Оно явилось в виде огромного офицера, одетого в форму губернаторской гвардии. Он, наверное, считал, что золотые эполеты и аксельбанты, квадратные очки и многоугольная фуражка, глубоко надвинутая на глаза, делают его неотразимым. Не говоря уж о дымившейся сигаре. Густая борода офицера упиралась в высокий ворот мундира. Он внес птичью клетку, накрытую знакомым черным бархатом. Наметанный глаз сразу заметил бы, что размеры клетки значительно превосходят все разумные, но их скрадывали габариты самого офицера, очень внушительные габариты.
Следом ввели моих товарищей — хмурого Меткача, нервного Штурмана, учтивого Китайца, отзывчивого Джо-Джо, непринужденного Хека. Их поставили вдоль стены, а в середину строя втиснули меня. Я оказался между отзывчивым и непринужденным, который легонько толкнул меня плечом и шепнул:
— Э-ге-ге-абордаж!..
Откинув бархат с клетки, офицер предупредил:
— Именем губернатора — да будет он жив, здоров и могуч! — начинаем очную ставку. Отвечать только на мои вопросы. Соблюдая полную тишину.
Роберт как-то неоднозначно глядел на меня. В его взгляде я, наверно, должен был прочитать руководство к действиям, но ничего не читалось. Я пожал плечами и стал смотреть на охрану.
Унтер и семеро стражников топтались в дверях, с любопытством наблюдая за не совсем обычной очной ставкой. Говорящий попугай против шести пиратов!

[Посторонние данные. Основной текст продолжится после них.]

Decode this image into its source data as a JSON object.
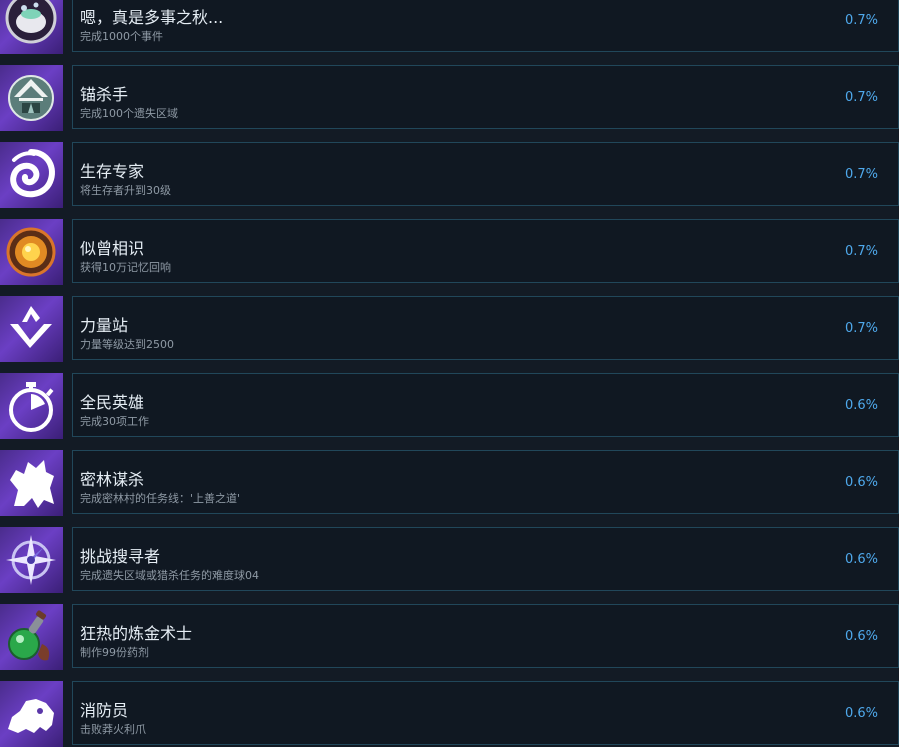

— Сэр попугай, — обратился офицер к Роберту, слегка присев на топчан, который под его тяжестью подозрительно затрещал, — кого из этих субъектов, — показал он на нас, — вы узнаете? А если узнаете, то где, когда и при каких обстоятельствах вы с ними встречались? Рассказывайте — именем губернатора, да будет он жив, здоров и могуч!
Мы притихли. Слышались только тяжелое дыхание стражников и их сопение. Роберт пристально вглядывался в наши лица — думая, как он потом признался, об Аванте и Гарри. Эти дни Авант и Гарри не выходили у него из головы, и я очень хорошо его понимал.
Курил сигару офицер, поскрипывая новенькой портупеей, ждал, что скажет Роберт. Луч солнца играл на металлических уголках птичьей клетки. Сопели стражники, переступая сапожищами. Плыл по камере запах свежего гуталина. Пауза затягивалась.